Interessante é o medo de sair do jogo e morrer. Porque morrer é exatamente o que vai acontecer ficando também. Já ouvi relatos de que a família é ameaçada. E, por isso, os meninos se veem sem saída. Continuam para preservar quem eles amam.
O curador, no dicionário, é uma pessoa responsável por cuidar de um menor ou de alguém que esteja ausente de suas obrigações. Explicando: o curador entra no lugar dos pais que estão omissos. Ausentes. Incapazes de cuidar. Que, mesmo perto, se distanciaram tanto que já não sabem o que se passa.
A incapacidade de ser pai passa também pela incapacidade de dar limites. Dizer não. Botar ordem na casa. Mostrar quem manda. Hoje em dia, em muitas casas, quem manda é a criança. Ela come o que quer, na hora que quer.
Pais têm medo de frustrar os filhos. Têm medo da raiva deles. De não serem mais amados, se contrariarem os pequenos ditadores que criam. E as crianças vão crescendo moles, sem formas. Numa angústia de quem tudo quer. E no orgulho de quem acha que tudo pode.
Todo mundo precisa ser olhado. Faz parte da necessidade humana mais básica. A mais primária de todas. Mas, infelizmente, nosso olhar se perde na tela do celular, do laptop. Na carga excessiva de trabalho. No desgaste do dia a dia. E os filhos acabam sendo colocados em segundo plano. Cada um isolado em seu quarto.
O que fazem no quarto? Você sabe? Tem ideia? Já tentou descobrir? Meninos abandonados de olhar costumam fazer muitas besteiras. Por exemplo, o que é um nudes? Senão a vontade de ser olhado? Mesmo da pior forma possível? Correndo o risco de viralizar na rede e ser ridicularizado. Importa ser olhado. Do jeito que for possível.
É horrível. Mas é um olhar. Muitas vezes, o único que o adolescente conseguiu obter. O olhar que lhe dá a sensação de estar vivo. Mesmo caminhando para a morte. De estar agradando a alguém. Mesmo que o resultado seja contra ele mesmo. Ele arranjou alguém que escute. Que se importe. Para o mal. Uma relação sadomasoquista. Mas é uma relação.
Crianças e adolescentes precisam de ordens, tarefas, limites. Mas acontece dos pais não darem. Pais que acham que precisam ser só muito legais. Acham que não precisam cobrar. Dizer não. Fazer com que se esforcem.
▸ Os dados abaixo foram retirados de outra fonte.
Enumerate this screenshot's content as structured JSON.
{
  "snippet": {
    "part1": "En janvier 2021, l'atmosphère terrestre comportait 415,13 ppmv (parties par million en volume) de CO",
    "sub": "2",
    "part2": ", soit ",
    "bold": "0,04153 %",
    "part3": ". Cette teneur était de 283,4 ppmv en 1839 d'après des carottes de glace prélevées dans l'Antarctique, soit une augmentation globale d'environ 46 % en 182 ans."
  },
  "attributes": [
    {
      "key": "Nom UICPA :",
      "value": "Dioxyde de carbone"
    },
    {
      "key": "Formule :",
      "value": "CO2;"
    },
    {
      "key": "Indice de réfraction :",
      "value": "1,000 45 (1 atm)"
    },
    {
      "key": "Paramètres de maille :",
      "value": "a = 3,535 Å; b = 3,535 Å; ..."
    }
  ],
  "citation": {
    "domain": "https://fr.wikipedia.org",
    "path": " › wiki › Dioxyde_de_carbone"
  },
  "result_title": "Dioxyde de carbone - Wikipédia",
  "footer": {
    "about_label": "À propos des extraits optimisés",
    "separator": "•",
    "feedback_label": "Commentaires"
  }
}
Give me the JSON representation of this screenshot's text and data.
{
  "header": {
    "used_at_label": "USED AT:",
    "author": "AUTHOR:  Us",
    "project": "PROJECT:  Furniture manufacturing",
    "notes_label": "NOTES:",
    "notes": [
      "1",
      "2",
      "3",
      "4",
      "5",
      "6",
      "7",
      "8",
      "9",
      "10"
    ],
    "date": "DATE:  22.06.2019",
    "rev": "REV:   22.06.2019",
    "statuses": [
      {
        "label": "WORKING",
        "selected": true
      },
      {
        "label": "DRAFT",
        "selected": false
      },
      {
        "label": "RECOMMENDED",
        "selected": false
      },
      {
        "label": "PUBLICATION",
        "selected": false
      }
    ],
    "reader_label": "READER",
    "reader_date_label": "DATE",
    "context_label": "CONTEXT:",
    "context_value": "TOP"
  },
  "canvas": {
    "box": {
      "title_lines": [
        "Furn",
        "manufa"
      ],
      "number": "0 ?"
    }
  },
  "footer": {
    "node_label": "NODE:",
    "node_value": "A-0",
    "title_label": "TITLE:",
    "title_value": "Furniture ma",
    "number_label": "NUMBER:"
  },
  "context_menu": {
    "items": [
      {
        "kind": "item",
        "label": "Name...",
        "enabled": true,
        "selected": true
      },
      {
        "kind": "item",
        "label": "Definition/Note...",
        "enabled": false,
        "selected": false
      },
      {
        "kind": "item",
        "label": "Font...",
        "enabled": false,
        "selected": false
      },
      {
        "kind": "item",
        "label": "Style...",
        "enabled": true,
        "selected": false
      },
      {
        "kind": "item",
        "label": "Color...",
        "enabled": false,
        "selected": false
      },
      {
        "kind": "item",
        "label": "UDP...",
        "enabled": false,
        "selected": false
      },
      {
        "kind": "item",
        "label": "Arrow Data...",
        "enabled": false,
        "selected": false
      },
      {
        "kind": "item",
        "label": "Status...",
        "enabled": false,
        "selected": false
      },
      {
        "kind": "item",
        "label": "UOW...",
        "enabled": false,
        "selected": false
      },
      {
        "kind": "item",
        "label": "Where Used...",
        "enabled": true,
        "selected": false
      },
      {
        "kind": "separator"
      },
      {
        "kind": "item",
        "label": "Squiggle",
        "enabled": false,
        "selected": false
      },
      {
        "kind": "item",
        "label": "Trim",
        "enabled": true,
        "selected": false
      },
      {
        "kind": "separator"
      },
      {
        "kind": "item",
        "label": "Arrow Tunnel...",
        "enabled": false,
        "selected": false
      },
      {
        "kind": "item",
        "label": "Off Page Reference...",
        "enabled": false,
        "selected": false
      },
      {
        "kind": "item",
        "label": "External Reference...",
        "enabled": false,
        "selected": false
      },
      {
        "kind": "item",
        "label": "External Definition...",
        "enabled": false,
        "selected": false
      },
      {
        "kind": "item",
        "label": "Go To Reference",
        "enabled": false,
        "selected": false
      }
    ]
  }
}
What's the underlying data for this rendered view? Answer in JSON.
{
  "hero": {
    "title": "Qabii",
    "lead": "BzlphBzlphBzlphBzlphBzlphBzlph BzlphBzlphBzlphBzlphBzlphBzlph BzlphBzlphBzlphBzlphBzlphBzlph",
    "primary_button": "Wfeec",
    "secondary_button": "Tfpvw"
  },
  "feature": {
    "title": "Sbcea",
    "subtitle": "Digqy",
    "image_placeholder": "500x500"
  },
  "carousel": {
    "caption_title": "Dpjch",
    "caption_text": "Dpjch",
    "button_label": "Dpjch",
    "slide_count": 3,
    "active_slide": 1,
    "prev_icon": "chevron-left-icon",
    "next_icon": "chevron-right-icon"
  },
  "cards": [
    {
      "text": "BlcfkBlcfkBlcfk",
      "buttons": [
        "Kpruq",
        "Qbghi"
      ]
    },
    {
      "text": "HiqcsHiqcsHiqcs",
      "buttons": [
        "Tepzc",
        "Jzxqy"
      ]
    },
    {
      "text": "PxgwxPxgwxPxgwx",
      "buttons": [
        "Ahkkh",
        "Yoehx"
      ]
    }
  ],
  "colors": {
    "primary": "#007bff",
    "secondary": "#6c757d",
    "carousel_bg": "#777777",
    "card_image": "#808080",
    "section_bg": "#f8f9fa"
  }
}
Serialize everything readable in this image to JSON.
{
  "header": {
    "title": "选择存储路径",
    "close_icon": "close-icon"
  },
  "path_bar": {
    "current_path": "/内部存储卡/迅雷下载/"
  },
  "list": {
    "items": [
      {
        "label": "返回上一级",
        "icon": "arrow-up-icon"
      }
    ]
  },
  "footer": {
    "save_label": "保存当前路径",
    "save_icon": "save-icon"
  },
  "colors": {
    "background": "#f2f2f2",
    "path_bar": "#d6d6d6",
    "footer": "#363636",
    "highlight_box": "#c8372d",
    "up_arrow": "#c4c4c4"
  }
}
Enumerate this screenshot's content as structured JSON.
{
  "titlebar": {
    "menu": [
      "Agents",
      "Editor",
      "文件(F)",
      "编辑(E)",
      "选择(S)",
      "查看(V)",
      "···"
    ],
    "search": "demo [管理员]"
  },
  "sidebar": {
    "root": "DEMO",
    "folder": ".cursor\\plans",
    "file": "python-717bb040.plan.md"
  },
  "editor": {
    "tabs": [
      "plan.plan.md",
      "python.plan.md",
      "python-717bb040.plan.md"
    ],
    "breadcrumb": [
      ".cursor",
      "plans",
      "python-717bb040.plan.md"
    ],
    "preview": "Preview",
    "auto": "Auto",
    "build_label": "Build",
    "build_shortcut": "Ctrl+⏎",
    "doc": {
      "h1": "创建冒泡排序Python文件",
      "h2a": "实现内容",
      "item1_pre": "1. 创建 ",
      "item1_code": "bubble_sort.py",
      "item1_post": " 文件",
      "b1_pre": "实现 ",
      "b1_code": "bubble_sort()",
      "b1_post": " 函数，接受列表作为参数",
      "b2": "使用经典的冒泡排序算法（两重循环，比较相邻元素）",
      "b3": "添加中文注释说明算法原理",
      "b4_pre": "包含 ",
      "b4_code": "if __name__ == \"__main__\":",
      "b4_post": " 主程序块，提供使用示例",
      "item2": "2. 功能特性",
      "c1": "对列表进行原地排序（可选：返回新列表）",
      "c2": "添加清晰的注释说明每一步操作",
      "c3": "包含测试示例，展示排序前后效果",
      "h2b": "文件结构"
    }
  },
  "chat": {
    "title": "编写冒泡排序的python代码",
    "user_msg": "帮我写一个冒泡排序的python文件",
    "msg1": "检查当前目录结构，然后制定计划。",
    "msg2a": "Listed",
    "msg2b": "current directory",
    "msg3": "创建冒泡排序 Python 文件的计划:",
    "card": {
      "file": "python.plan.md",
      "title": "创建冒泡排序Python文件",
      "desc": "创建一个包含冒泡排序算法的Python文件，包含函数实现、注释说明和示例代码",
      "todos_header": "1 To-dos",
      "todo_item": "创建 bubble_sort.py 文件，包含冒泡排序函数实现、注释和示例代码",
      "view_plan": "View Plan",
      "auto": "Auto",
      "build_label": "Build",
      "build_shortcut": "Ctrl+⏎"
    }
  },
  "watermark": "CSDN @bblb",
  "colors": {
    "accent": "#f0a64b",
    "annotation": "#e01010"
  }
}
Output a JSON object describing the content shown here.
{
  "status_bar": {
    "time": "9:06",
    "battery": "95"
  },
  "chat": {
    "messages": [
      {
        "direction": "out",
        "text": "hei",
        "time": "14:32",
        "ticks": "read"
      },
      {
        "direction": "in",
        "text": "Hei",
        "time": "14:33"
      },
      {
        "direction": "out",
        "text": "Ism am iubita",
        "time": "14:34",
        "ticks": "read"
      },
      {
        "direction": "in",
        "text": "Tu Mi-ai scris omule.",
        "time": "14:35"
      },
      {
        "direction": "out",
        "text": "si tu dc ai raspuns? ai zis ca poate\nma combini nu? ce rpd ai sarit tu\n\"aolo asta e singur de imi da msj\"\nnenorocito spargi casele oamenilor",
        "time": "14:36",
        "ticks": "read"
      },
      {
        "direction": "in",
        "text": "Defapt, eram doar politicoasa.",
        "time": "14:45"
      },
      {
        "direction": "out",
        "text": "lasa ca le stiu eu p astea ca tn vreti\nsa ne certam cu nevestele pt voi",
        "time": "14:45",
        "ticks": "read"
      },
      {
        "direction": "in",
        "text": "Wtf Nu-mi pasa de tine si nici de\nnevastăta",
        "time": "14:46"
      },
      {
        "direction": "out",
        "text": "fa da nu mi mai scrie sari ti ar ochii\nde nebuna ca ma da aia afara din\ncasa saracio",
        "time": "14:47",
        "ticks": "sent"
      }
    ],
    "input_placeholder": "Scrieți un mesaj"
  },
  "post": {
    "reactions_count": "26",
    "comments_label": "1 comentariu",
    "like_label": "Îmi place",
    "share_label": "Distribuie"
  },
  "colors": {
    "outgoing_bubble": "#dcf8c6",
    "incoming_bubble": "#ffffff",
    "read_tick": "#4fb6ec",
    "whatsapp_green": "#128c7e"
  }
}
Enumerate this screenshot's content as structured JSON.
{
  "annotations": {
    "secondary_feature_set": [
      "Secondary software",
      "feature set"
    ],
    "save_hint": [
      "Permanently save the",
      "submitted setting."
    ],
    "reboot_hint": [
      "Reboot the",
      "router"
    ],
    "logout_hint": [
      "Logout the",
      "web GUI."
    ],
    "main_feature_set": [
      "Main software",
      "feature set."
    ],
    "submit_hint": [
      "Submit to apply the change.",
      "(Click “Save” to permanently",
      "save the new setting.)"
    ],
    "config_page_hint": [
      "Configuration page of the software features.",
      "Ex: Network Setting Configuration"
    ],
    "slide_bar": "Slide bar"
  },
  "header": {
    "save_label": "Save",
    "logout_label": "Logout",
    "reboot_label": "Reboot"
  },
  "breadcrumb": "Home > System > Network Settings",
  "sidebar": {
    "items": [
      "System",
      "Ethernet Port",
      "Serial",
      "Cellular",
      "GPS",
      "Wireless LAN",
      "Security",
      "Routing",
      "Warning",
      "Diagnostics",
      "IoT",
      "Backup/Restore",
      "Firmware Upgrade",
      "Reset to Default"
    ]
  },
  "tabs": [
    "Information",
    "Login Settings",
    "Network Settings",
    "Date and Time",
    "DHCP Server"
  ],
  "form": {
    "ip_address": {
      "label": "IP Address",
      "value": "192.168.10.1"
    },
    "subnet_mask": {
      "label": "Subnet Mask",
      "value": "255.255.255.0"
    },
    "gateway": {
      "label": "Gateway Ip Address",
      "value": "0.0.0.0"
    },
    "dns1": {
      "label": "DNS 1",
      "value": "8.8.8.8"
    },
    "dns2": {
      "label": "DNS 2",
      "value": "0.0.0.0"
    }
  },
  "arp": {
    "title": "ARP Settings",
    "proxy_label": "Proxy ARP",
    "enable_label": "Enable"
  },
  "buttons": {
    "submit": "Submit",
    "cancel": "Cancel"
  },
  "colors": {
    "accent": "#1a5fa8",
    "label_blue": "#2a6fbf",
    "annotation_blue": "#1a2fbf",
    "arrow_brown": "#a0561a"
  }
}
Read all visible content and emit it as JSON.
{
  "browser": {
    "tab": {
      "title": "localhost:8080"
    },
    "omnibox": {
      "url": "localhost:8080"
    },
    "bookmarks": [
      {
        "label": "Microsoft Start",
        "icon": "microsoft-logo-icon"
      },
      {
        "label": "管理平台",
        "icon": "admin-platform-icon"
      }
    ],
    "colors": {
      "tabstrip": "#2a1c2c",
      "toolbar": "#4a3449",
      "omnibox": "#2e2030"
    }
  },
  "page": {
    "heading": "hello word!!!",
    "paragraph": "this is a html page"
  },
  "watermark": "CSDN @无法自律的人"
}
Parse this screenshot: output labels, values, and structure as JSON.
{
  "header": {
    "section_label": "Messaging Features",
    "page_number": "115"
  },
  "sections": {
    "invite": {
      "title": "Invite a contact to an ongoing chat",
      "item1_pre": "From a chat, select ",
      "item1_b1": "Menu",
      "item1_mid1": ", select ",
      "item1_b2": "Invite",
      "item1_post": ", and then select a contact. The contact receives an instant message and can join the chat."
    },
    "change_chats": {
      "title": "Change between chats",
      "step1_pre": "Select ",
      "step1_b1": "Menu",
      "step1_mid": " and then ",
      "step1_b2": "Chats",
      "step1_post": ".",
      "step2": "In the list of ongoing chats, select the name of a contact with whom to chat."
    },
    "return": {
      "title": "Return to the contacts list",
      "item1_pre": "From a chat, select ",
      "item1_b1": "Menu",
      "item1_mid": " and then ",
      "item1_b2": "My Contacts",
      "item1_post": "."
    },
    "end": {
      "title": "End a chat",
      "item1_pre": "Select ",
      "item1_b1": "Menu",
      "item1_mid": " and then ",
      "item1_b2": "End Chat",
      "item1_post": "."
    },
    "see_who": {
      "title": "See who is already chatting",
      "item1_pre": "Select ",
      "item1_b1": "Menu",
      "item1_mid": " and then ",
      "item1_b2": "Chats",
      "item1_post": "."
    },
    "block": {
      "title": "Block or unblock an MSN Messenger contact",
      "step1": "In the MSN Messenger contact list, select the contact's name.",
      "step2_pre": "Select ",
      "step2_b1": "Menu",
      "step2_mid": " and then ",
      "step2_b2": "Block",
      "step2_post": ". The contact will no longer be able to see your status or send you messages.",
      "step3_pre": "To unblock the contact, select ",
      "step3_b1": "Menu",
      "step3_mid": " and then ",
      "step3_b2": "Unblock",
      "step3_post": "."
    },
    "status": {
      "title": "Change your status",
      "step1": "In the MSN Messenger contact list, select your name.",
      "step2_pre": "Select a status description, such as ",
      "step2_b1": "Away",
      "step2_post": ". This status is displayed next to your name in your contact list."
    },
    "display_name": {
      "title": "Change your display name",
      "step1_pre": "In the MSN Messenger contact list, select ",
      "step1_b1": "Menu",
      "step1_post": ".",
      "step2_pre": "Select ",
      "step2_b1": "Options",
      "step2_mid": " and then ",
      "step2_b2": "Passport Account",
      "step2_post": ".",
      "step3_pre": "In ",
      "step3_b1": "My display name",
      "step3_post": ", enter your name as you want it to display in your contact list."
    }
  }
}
O limite, a tarefa, o olhar, eis o que dá estofo. Recheio. Raiz para dias de ventania. Tronco forte para os embates e a frustração. Eis o que dá gosto à vida.
Na falta de pais que imponham suas regras, e lhes deem forma, os adolescentes se entregam ao curador. Pessoa que vai fazer o que os pais não fizeram. Pais fariam para o bem. Porque amam.
As tarefas são ruins. Perigosas. Mas ali, atrás delas, está uma pessoa que cobra. Que exige. Que quer resultados. Quando os pais falham, o curador assume. Veja o estrago feito.
As tarefas são cinquenta. Incluem mutilação de partes do corpo. Filmes de terror. Atividades de madrugada. Entre outras coisas. Como pais que cobram resultados, os curadores exigem a postagem do resultado de cada tarefa executada.
A gente está abrindo mão de ser pais. De ditar regras. De ensinar a ser gente. E, sem perceber, jogando as crianças nas mãos dos monstros mais cruéis. Não pode tudo. Não pode viver na ilusão de uma vida sem dificuldades. É irreal e angustiante. Desprepara. Enfraquece.
O que leva nossos meninos a buscar a morte? Não é qualquer adolescente que entra numa furada dessas. Entram os que têm baixa autoestima. Os que se sentem fragilizados. Os que apresentam vínculos familiares frouxos. Enfim, resumindo, os que precisam de ajuda.
E, é preciso que se diga, quando um adolescente precisa de ajuda, a família precisa também. Vejo no consultório. É todo o grupo que precisa ser ouvido. E atendido. Acolhido. Sem críticas. Sem dedo apontado. Porque ser pai, mãe é difícil. E a gente faz o melhor que pode. Sempre.
Outro item que me chama a atenção é a solidão do adolescente que, só, se isola e se recusa a buscar ajuda. É comum adolescentes se fecharem em copas. Não contarem o que estão passando. Na ilusão de que vão resolver. Não resolvem.
O adolescente que está sofrendo muda. Qualquer pessoa muda. Ele pode apresentar mudanças na escola, no sono, no apetite. Pode se isolar. Evitar contato.